Understanding Obama as a likely president of the United States is not possible without understanding the demands of an essentially unchanged system of power: in effect a great media game. For example, since I compared Obama with Robert Kennedy in these pages, he has made two important statements, the implications of which have not been allowed to intrude on the celebrations. The first was at the conference of the American Israel Public Affairs Committee (Aipac), the Zionist lobby, which, as Ian Williams has pointed out, "will get you accused of anti-Semitism if you quote its own website about its power". Obama had already offered his genuflection, but on 4 June went further. He promised to support an “undivided Jerusalem” as Israel’s capital. Not a single government on earth supports the Israeli annexation of all of Jerusalem, including the Bush regime, which recognises the UN resolution designating Jerusalem an international city.
His second statement, largely ignored, was made in Miami on 23 May. Speaking to the expatriate Cuban community – which over the years has faithfully produced terrorists, assassins and drug runners for US administrations – Obama promised to continue a 47-year crippling embargo on Cuba that has been declared illegal by the UN year after year.

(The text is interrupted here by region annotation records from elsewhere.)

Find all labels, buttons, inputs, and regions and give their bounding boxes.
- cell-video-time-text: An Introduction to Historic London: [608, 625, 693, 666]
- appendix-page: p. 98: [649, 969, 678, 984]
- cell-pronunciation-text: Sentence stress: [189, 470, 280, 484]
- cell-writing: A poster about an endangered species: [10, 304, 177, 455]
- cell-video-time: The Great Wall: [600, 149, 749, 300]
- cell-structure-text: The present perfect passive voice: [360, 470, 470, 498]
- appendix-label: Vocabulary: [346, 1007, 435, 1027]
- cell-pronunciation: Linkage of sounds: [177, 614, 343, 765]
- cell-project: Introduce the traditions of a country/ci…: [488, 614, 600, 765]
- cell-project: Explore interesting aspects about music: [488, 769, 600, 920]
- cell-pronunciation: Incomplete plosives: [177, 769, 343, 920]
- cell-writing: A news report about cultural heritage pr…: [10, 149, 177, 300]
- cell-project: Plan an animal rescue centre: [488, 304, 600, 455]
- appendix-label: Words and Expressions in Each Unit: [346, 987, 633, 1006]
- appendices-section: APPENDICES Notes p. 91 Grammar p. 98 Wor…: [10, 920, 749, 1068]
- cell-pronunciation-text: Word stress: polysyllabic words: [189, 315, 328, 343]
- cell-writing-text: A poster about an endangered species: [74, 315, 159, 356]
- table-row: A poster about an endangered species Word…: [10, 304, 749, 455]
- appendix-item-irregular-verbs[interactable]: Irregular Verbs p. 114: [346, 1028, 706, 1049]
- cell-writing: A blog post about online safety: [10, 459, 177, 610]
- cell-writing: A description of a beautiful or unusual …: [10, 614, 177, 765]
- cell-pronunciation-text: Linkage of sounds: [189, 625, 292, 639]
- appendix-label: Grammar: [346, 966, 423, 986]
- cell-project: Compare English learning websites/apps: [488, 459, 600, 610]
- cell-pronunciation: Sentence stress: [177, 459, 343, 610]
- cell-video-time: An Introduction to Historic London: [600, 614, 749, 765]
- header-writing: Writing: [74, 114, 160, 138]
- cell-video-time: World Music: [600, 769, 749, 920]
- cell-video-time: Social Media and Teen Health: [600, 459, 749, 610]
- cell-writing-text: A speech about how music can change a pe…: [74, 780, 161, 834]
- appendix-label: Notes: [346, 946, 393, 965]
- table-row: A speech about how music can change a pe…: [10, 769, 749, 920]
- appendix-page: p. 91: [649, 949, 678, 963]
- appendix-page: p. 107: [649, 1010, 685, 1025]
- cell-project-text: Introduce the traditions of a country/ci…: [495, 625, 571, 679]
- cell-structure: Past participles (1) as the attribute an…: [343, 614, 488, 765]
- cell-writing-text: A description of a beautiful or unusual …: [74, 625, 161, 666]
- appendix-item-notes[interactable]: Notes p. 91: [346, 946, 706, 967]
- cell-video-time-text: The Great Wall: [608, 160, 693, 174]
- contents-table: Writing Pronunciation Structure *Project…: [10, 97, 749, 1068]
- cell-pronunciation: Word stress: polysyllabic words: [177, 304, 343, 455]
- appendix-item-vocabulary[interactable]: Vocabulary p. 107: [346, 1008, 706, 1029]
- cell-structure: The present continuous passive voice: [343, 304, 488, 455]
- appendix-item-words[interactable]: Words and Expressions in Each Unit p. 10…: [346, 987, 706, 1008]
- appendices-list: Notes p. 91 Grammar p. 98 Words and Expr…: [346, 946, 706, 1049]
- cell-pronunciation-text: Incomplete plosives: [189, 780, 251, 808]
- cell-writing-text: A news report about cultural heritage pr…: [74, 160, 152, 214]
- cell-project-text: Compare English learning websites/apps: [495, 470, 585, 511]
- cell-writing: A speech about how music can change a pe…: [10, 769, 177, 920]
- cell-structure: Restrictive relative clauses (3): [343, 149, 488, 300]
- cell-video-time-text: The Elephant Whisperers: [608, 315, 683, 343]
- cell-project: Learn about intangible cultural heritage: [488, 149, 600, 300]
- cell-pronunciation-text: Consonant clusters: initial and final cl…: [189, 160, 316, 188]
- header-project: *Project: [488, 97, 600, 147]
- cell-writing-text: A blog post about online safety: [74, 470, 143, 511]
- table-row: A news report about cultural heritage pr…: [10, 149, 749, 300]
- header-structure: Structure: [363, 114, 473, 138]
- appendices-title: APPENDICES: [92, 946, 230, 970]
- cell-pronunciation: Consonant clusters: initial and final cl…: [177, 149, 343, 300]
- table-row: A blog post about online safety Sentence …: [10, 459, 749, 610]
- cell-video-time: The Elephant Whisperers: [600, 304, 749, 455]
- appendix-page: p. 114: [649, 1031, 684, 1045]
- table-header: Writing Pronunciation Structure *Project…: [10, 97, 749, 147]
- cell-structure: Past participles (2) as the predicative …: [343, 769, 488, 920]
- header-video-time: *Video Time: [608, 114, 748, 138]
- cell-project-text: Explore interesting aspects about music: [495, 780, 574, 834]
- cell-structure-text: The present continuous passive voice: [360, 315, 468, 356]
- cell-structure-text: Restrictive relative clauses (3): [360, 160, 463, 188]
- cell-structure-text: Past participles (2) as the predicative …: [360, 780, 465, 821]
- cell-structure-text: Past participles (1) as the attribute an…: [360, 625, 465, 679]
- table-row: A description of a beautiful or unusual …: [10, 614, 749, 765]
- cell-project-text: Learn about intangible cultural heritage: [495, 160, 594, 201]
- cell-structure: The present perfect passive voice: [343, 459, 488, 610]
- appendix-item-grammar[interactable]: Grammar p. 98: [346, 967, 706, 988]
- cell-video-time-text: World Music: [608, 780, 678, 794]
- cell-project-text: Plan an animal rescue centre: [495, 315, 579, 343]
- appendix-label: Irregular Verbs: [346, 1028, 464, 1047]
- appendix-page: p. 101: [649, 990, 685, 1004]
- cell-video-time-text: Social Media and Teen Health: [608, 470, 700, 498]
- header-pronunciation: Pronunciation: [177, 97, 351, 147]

Again, Obama went further than Bush. He said the United States had "lost Latin America". He described the democratically elected governments in Venezuela, Bolivia and Nicaragua as a "vacuum" to be filled. He raised the nonsense of Iranian influence in Latin America, and he endorsed Colombia’s "right to strike terrorists who seek safe-havens across its borders". Translated, this means the "right" of a regime, whose president and leading politicians are linked to death squads, to invade its neighbours on behalf of Washington. He also endorsed the so-called Merida Initiative, which Amnesty International and others have condemned as the US bringing the "Colombian solution" to Mexico. He did not stop there. "We must press further south as well," he said. Not even Bush has said that.
It is time the wishful-thinkers grew up politically and debated the world of great power as it is, not as they hope it will be. Like all serious presidential candidates, past and present, Obama is a hawk and an expansionist. He comes from an unbroken Democratic tradition, as the war-making of presidents Truman, Kennedy, Johnson, Carter and Clinton demonstrates. Obama’s difference may be that he feels an even greater need to show how tough he is. However much the colour of his skin draws out both racists and supporters, it is otherwise irrelevant to the great power game. The "truly exciting and historic moment in US history" will only occur when the game itself is challenged.
http://www.johnpilger.com/page.asp?partid=492
Translation; Vote for Ralph Nader, or kiss America goodbye.